После гибели Цезаря заговорщики вышли из здания сената, размахивая мечами и призывая народ. Народ слушал их с удивлением, без особого гнева, но и без всякого сочувствия. Увидав себя в одиночестве, они поднялись на Капитолий, где могли обороняться, и заперлись там под охраной нескольких гладиаторов. К ним присоединились лишь те сомнительные друзья, которые всегда примыкают к партиям в минуты их успеха. Если следовать за ними желающих находилось немного, то желавших атаковать их — еще меньше. Сторонники Цезаря были напуганы. Антоний сбросил консульскую тогу и скрылся. Долабелла делал вид, будто радуется, и давал понять, что он тоже в числе заговорщиков. Многие поспешно покинули Рим и бежали в сельскую местность; однако, видя, что всё остается спокойным, а заговорщики ограничиваются речами на Капитолии, мужество вернулось к самым робким. Страх, вызванный этим дерзким поступком, уступил место удивлению перед столь странным бездействием. На следующий день Антоний вновь облачился в консульские одежды, созвал друзей и обрел прежнюю дерзость, и с ним стало необходимо считаться.

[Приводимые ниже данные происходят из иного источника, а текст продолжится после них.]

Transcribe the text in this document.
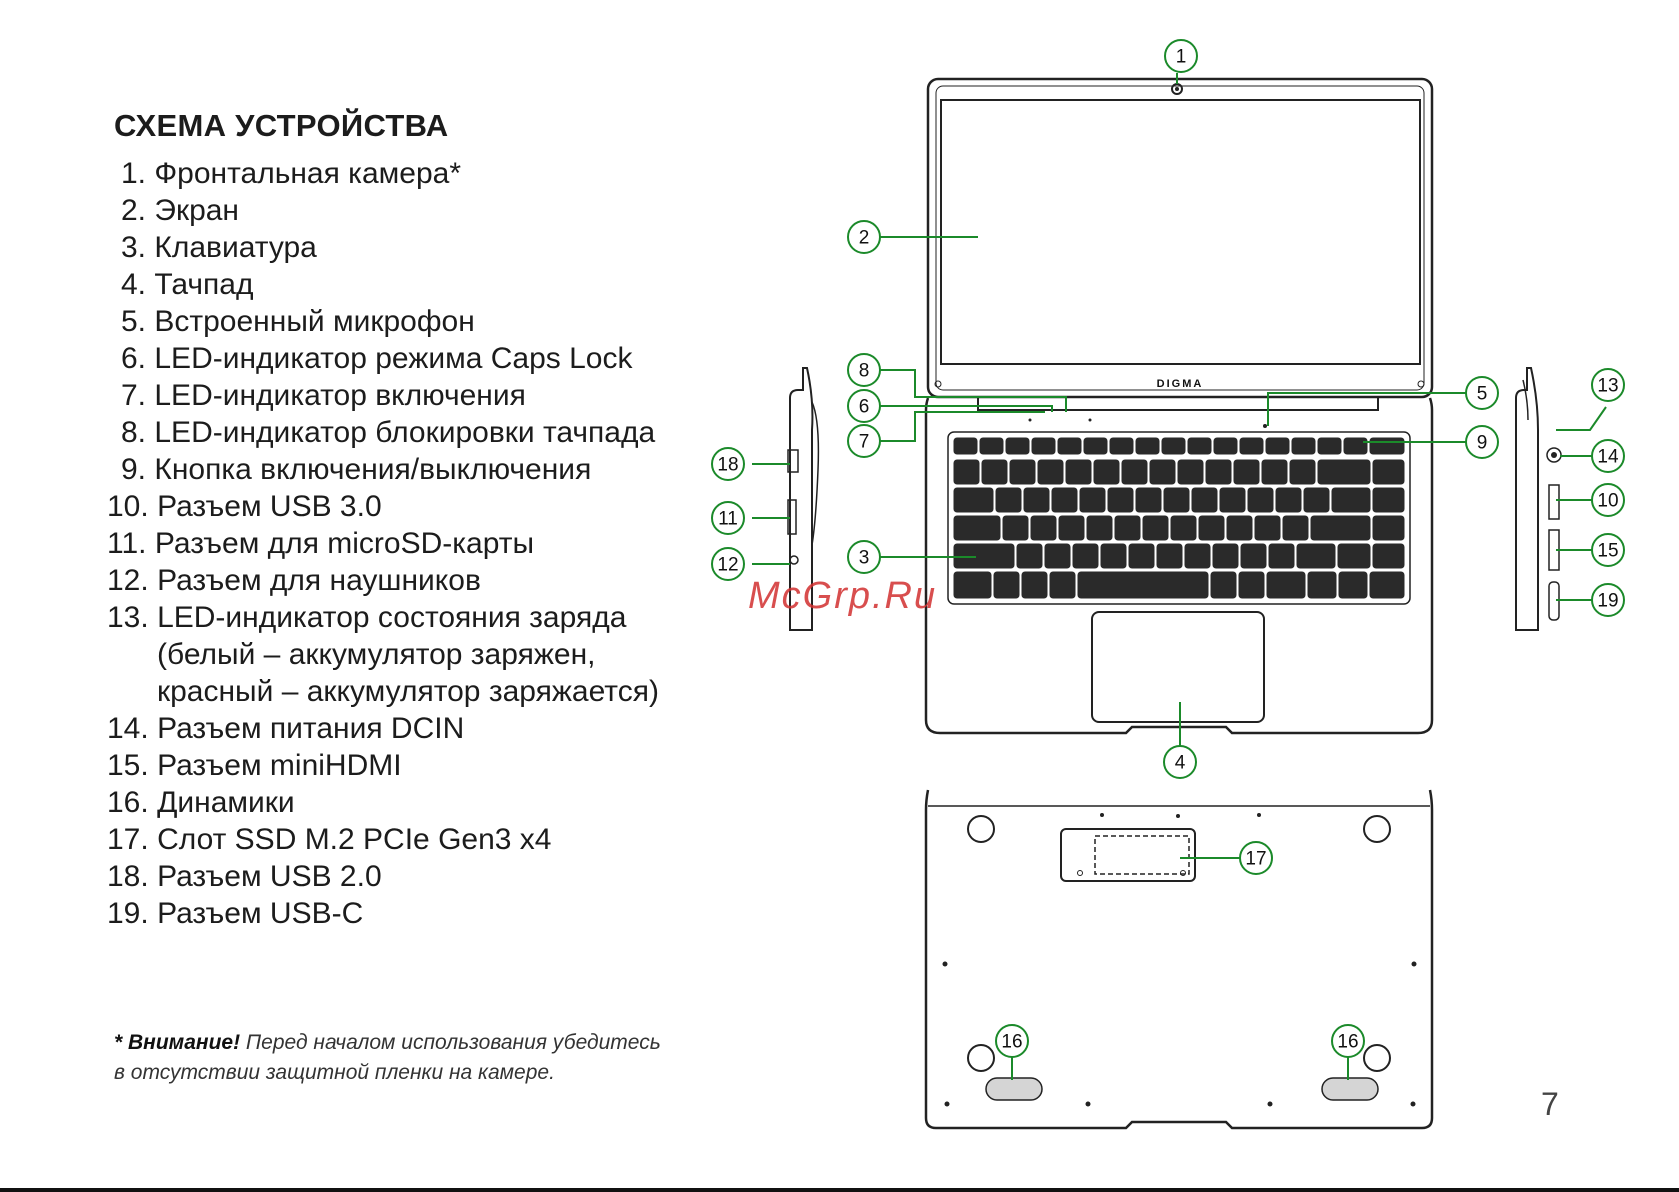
СХЕМА УСТРОЙСТВА
1. Фронтальная камера*
2. Экран
3. Клавиатура
4. Тачпад
5. Встроенный микрофон
6. LED-индикатор режима Caps Lock
7. LED-индикатор включения
8. LED-индикатор блокировки тачпада
9. Кнопка включения/выключения
10. Разъем USB 3.0
11. Разъем для microSD-карты
12. Разъем для наушников
13. LED-индикатор состояния заряда
(белый – аккумулятор заряжен,
красный – аккумулятор заряжается)
14. Разъем питания DCIN
15. Разъем miniHDMI
16. Динамики
17. Слот SSD M.2 PCIe Gen3 x4
18. Разъем USB 2.0
19. Разъем USB-C
* Внимание! Перед началом использования убедитесь
в отсутствии защитной пленки на камере.
DIGMA
1
2
3
4
5
6
7
8
9
10
11
12
13
14
15
16	16
17
18
19
McGrp.Ru
7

«Они действовали, — говорил Цицерон, — с мужеством мужей, но с рассудком детей; animo virili, consilio puerili». [357] Несомненно, казалось, будто они ничего не подготовили и ничего не предвидели. Вечер мартовских ид они провели в ожидании событий, не предприняв ничего для их направления. Было ли это, как утверждают, непредусмотрительностью и легкомыслием? Нет, это были система и обдуманное намерение. Брут присоединился к остальным лишь ради избавления республики от человека, препятствовавшего свободному ходу институтов. Когда тот был мертв, народ возвращал себе свои права и вновь обретал свободу ими пользоваться. Заговорщики выглядели бы работающими на себя, если бы сохранили хотя бы на день ту власть, которую они исторгли у Цезаря. Между тем разве не означало бы заблаговременное приготовление декретов или законов, заботу об упорядочении будущего, обдумывание путей придания делам желаемого направления — взятие на себя в некотором роде обязанностей всей республики? И что же более сделал Цезарь? Таким образом, под страхом показаться подражателями ему и действовать лишь из честолюбивого соперничества, после нанесения великого удара заговорщики должны были сложить с себя власть. Именно так, полагаю я, следует объяснять их поведение. Из-за странного предубеждения в пользу бескорыстия и законности они оставались безоружными по собственной воле. Они почитали славным действовать согласованно лишь до убийства Цезаря. По совершении этого акта они должны были вернуть народу руководство его делами и выбор своего правления, оставив его свободным выразить благодарность своим избавителям или, если тому будет угодно, отплатить им забвением.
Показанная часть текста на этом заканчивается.